Like me, you need to address the sexual aspect head-on and that's where tantra comes in. Even though yoga is amazing and beautiful and meditation helps calm your mind and get centered, there's still a taboo around sexuality. So even in these holistic areas that help you heal your body, mind, and soul, that sexual taboo can keep you from healing fully.
To help you reconnect with your sexual energy and yoni (your most sacred space—your vagina), I suggest this jade egg program. It can help you feel more comfortable and strong physically and help you to simply feel more while releasing trauma.
Unblocking the chakras:
Another way to release trauma is to unblock all seven chakras. It's probably not just your sexual energy (which is in your second chakra) that is blocked but other areas as well. Once your second chakra is unblocked and you are in touch with your sexual energy again, you use that like rocket fuel to clear out the other chakras.
Until you start integrating your sexual energy into all areas of your life, you're never going to find true healing. In tantra, sexual energy is not just about having great sex; it's about using that energy to fuel every aspect of your life (work, family, friends, creativity, etc.).
The Yes! Breath:
In the meantime, to give you energy and empowerment on daily basis, I recommend the Yes! Breath. It strengthens your voice and your third chakra (which represents willpower and self-esteem).
Often people with PTSD or any kind of sexual trauma have low self-esteem.

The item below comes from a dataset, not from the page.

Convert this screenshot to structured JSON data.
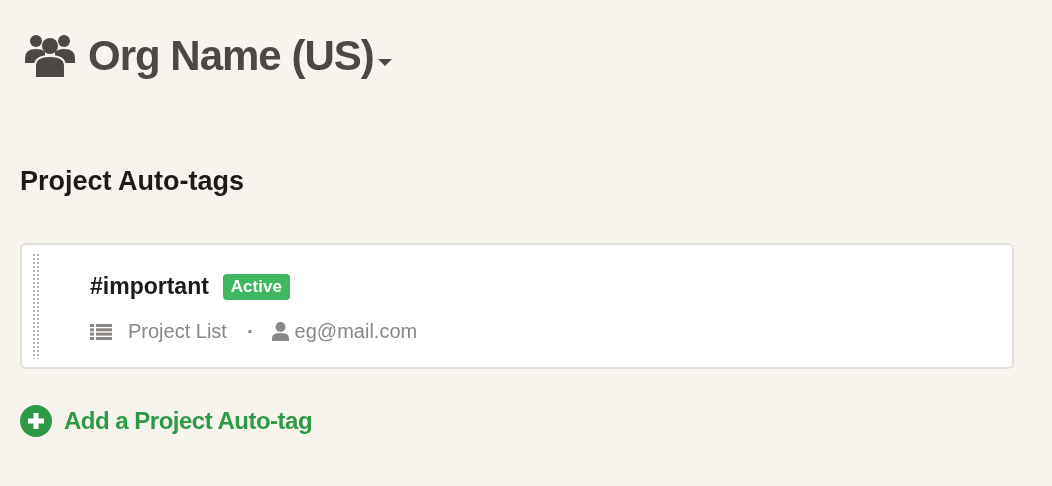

This breathwork will give you an instant high with a surge of serotonin, dopamine, and oxytocin—all the brain chemicals that make you feel good. And feeling good is a big step toward improving your self-esteem.
Here's how to do it:
Stand up with your fists in the air over your head in the shape of a hockey goal, and take a big inhale. On the exhale, pump your arms down to your sides and exhale with an audible, strong breath, yelling "Yes!" Do this 10 times in a row every morning.